Figure: Effect of learning rate on training. Too low: slow convergence. Just right: smooth convergence to minimum. Too high: overshooting and divergence. Learning rate is the most important hyperparameter.

Stochastic Gradient Descent (SGD)

Instead of computing gradient on ALL data:

Sample a mini-batch (e.g., 32 or 64 images)
Compute gradient on mini-batch
Update weights

graph LR
    subgraph "SGD"
        D["Full Dataset<br/>50,000 images"]
        B["Mini-batch<br/>64 images"]
        G["Gradient estimate"]
    end
    
    D -->|"sample"| B
    B --> G
    
    A["Advantages:<br/>• Much faster per update<br/>• Noise helps escape local minima<br/>• Works for huge datasets"]
    
    G --> A

Figure: Stochastic Gradient Descent (SGD). Instead of computing gradients on the full dataset (expensive), compute gradients on small random batches. This is faster, uses less memory, and often generalizes better.

7.7 Backpropagation: The Magic Behind Learning

The Chain Rule

For a composition of functions:

\[\frac{\partial L}{\partial x} = \frac{\partial L}{\partial y} \cdot \frac{\partial y}{\partial x}\]

graph LR
    subgraph "Computational Graph"
        X["x"] --> M["* (multiply)"]
        W["w"] --> M
        M --> A["+ (add)"]
        B["b"] --> A
        A --> L["Loss"]
    end
    
    subgraph "Forward Pass"
        F["Compute outputs<br/>left to right"]
    end
    
    subgraph "Backward Pass"
        BK["Compute gradients<br/>right to left"]
    end

Figure: Computational graph representation. Operations are nodes, data flows as edges. Backpropagation computes gradients by traversing the graph backward, applying the chain rule at each node.

Local Gradients

Each operation has simple local gradients:

Operation	Forward	Local Gradient
Add: x + y	z = x + y	∂z/∂x = 1, ∂z/∂y = 1
Multiply: x × y	z = x × y	∂z/∂x = y, ∂z/∂y = x
Max: max(x, y)	z = max(x,y)	∂z/∂x = 1 if x>y else 0
ReLU: max(0, x)	z = max(0,x)	∂z/∂x = 1 if x>0 else 0

Backprop in Action

graph LR
    subgraph "Example: f = (x + y) × z"
        X["x=−2"] --> ADD["q = x+y<br/>= 1"]
        Y["y=3"] --> ADD
        ADD --> MUL["f = q×z<br/>= −4"]
        Z["z=−4"] --> MUL
    end
    
    subgraph "Backward"
        MUL -->|"∂f/∂f = 1"| BM["∂f/∂q = z = −4<br/>∂f/∂z = q = 1"]
        BM -->|"∂f/∂q = −4"| BA["∂f/∂x = 1×(−4) = −4<br/>∂f/∂y = 1×(−4) = −4"]
    end

Figure: Example computational graph for f = (x + y) × z. Forward pass computes the function value, backward pass computes gradients using the chain rule, propagating gradients from output to inputs.

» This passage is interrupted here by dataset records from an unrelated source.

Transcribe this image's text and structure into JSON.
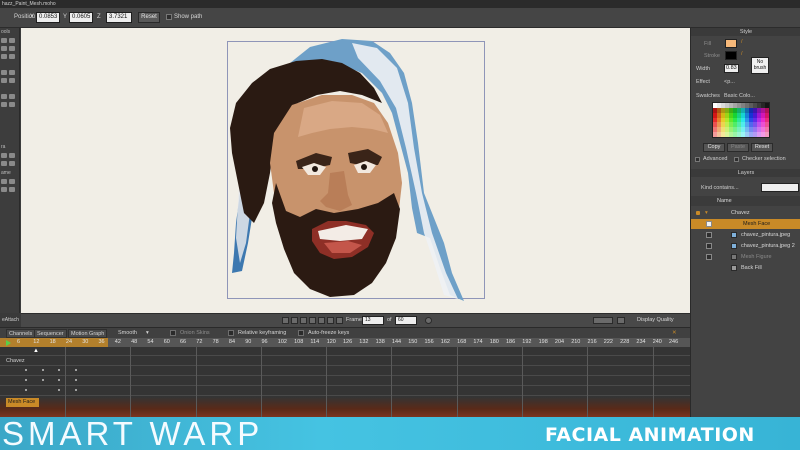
{
  "window": {
    "title": "hazz_Paint_Mesh.moho"
  },
  "tool_options": {
    "position_label": "Position",
    "x_label": "X",
    "x_value": "0.0853",
    "y_label": "Y",
    "y_value": "0.0605",
    "z_label": "Z",
    "z_value": "3.7321",
    "reset_label": "Reset",
    "show_path_label": "Show path"
  },
  "left_tools": {
    "sections": [
      "ools",
      "ra",
      "ame"
    ]
  },
  "playback": {
    "panel_label": "eAttach",
    "frame_label": "Frame",
    "frame_value": "13",
    "of_label": "of",
    "total_frames": "60",
    "display_quality_label": "Display Quality"
  },
  "timeline": {
    "tabs": [
      "Channels",
      "Sequencer",
      "Motion Graph"
    ],
    "interpolation": "Smooth",
    "onion_skins_label": "Onion Skins",
    "relative_keyframing_label": "Relative keyframing",
    "auto_freeze_keys_label": "Auto-freeze keys",
    "ruler_ticks": [
      "0",
      "6",
      "12",
      "18",
      "24",
      "30",
      "36",
      "42",
      "48",
      "54",
      "60",
      "66",
      "72",
      "78",
      "84",
      "90",
      "96",
      "102",
      "108",
      "114",
      "120",
      "126",
      "132",
      "138",
      "144",
      "150",
      "156",
      "162",
      "168",
      "174",
      "180",
      "186",
      "192",
      "198",
      "204",
      "210",
      "216",
      "222",
      "228",
      "234",
      "240",
      "246"
    ],
    "track_names": [
      "Chavez",
      "Mesh Face"
    ]
  },
  "style_panel": {
    "title": "Style",
    "fill_label": "Fill",
    "stroke_label": "Stroke",
    "width_label": "Width",
    "width_value": "0.83",
    "no_brush_label": "No brush",
    "effect_label": "Effect",
    "effect_value": "<p...",
    "swatches_label": "Swatches",
    "swatches_value": "Basic Colo...",
    "copy_label": "Copy",
    "paste_label": "Paste",
    "reset_label": "Reset",
    "advanced_label": "Advanced",
    "checker_label": "Checker selection",
    "fill_color": "#f7b97a",
    "stroke_color": "#000000"
  },
  "layers_panel": {
    "title": "Layers",
    "kind_label": "Kind contains...",
    "name_header": "Name",
    "layers": [
      {
        "name": "Chavez"
      },
      {
        "name": "Mesh Face"
      },
      {
        "name": "chavez_pintura.jpeg"
      },
      {
        "name": "chavez_pintura.jpeg 2"
      },
      {
        "name": "Mesh Figure"
      },
      {
        "name": "Back Fill"
      }
    ]
  },
  "banner": {
    "title": "SMART WARP",
    "subtitle": "FACIAL ANIMATION"
  },
  "colors": {
    "accent_orange": "#c98a27",
    "banner_cyan": "#3fb8d8"
  }
}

7.8 Neural Networks: Stacking Layers

From Linear to Non-linear

A 2-layer neural network:

\[f = W_2 \cdot \max(0, W_1 x + b_1) + b_2\]

graph LR
    subgraph "2-Layer Network"
        X["Input x"]
        H["Hidden layer<br/>h = ReLU(W₁x + b₁)"]
        O["Output<br/>s = W₂h + b₂"]
    end
    
    X --> H --> O
    
    N["Non-linearity is ESSENTIAL<br/>Without it: W₂W₁x = Wx<br/>(still linear!)"]
    
    H --> N
    
    style N fill:#ffe66d,color:#000

Figure: Two-layer neural network. Input x passes through a hidden layer with ReLU activation, then to output. The non-linearity (ReLU) is essential—without it, the network would still be linear (W₂W₁x = Wx).

Universal Approximation

With enough hidden units, a 2-layer network can approximate any continuous function.

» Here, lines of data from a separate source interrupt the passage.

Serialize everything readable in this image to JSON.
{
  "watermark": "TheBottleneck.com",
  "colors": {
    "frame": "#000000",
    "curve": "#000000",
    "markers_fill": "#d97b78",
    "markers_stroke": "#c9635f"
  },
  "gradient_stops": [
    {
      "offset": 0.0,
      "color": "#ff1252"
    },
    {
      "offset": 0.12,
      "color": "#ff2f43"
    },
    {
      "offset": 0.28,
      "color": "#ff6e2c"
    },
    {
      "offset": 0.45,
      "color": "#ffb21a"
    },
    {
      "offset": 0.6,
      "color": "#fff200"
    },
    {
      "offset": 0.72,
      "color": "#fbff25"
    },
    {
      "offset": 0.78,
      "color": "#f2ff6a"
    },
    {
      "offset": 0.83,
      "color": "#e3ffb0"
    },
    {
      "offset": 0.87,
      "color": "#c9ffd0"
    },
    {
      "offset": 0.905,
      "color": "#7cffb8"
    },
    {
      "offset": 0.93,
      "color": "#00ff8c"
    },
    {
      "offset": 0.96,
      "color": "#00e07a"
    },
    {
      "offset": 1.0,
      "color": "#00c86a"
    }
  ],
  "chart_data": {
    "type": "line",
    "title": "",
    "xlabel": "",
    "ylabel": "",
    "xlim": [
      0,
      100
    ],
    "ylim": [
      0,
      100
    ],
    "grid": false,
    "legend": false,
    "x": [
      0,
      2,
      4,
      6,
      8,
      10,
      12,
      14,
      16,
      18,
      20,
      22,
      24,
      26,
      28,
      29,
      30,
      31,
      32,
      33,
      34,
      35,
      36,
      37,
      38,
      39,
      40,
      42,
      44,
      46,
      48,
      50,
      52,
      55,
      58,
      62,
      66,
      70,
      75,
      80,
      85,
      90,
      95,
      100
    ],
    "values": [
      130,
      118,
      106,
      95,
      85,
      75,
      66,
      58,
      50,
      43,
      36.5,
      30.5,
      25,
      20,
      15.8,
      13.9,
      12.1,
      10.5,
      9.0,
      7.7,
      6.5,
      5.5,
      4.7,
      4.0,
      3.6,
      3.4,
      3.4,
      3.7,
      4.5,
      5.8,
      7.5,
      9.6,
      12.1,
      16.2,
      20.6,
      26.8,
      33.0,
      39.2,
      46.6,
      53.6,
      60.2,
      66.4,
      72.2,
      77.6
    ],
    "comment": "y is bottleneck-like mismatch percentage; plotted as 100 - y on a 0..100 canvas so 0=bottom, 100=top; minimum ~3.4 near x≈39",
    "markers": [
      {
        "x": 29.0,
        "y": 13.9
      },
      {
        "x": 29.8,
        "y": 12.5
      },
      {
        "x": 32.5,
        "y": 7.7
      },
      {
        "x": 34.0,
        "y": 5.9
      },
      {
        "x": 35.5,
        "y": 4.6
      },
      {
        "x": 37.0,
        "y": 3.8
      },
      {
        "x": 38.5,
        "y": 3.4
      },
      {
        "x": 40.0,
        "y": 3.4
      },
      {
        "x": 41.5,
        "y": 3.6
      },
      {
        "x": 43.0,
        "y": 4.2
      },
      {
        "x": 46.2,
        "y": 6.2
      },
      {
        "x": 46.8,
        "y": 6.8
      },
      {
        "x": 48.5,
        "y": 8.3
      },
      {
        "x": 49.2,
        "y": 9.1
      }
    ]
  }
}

But: “Can approximate” ≠ “Easy to learn”

7.9 Convolutional Neural Networks

The Key Ideas

graph TB
    subgraph "CNN Principles"
        L["Local connectivity<br/>Each neuron sees small region"]
        S["Spatial hierarchy<br/>Build up from simple to complex"]
        W["Weight sharing<br/>Same filter across image"]
        T["Translation equivariance<br/>Shift input → shift output"]
    end
    
    L --> I["Inspired by visual cortex"]
    S --> I
    W --> I
    T --> I

Figure: CNN principles. Local connectivity (each neuron sees a small region), spatial hierarchy (build from simple to complex), weight sharing (same filter across image), and translation equivariance (shift input shifts output). These are inspired by the visual cortex.

The Convolution Operation

graph TB
    subgraph "Convolution"
        I["Input volume<br/>H × W × C"]
        F["Filter<br/>k × k × C"]
        O["Output<br/>(H-k+1) × (W-k+1) × 1"]
    end
    
    I --> C["Slide filter,<br/>compute dot products"]
    F --> C
    C --> O
    
    M["Multiple filters<br/>→ Multiple output channels"]
    
    O --> M

Figure: The convolution operation. An input volume (H×W×C) is convolved with a filter (k×k×C) by sliding the filter and computing dot products. Multiple filters produce multiple output channels.

Convolution Arithmetic

For input size N, filter size F, stride S, padding P:

\[\text{Output size} = \frac{N - F + 2P}{S} + 1\]

graph LR
    subgraph "Example"
        I["Input: 32×32<br/>Filter: 5×5<br/>Stride: 1<br/>Padding: 2"]
        O["Output: (32-5+4)/1+1<br/>= 32×32"]
    end
    
    I --> O
    
    N["'Same' padding<br/>preserves spatial size"]
    
    O --> N

Figure: Convolution arithmetic example. With input 32×32, filter 5×5, stride 1, and padding 2, the output is 32×32 (same size). This “same” padding preserves spatial dimensions.

Pooling

Reduce spatial dimensions:

graph TB
    subgraph "Max Pooling (2×2, stride 2)"
        I["4×4 input"]
        P["Take max in each 2×2 region"]
        O["2×2 output"]
    end
    
    I --> P --> O
    
    E["• Reduces computation<br/>• Provides invariance<br/>• Increases receptive field"]
    
    O --> E

Figure: Max pooling operation. A 4×4 input is divided into 2×2 regions, and the maximum value in each region is taken, producing a 2×2 output. This reduces computation, provides invariance, and increases the receptive field.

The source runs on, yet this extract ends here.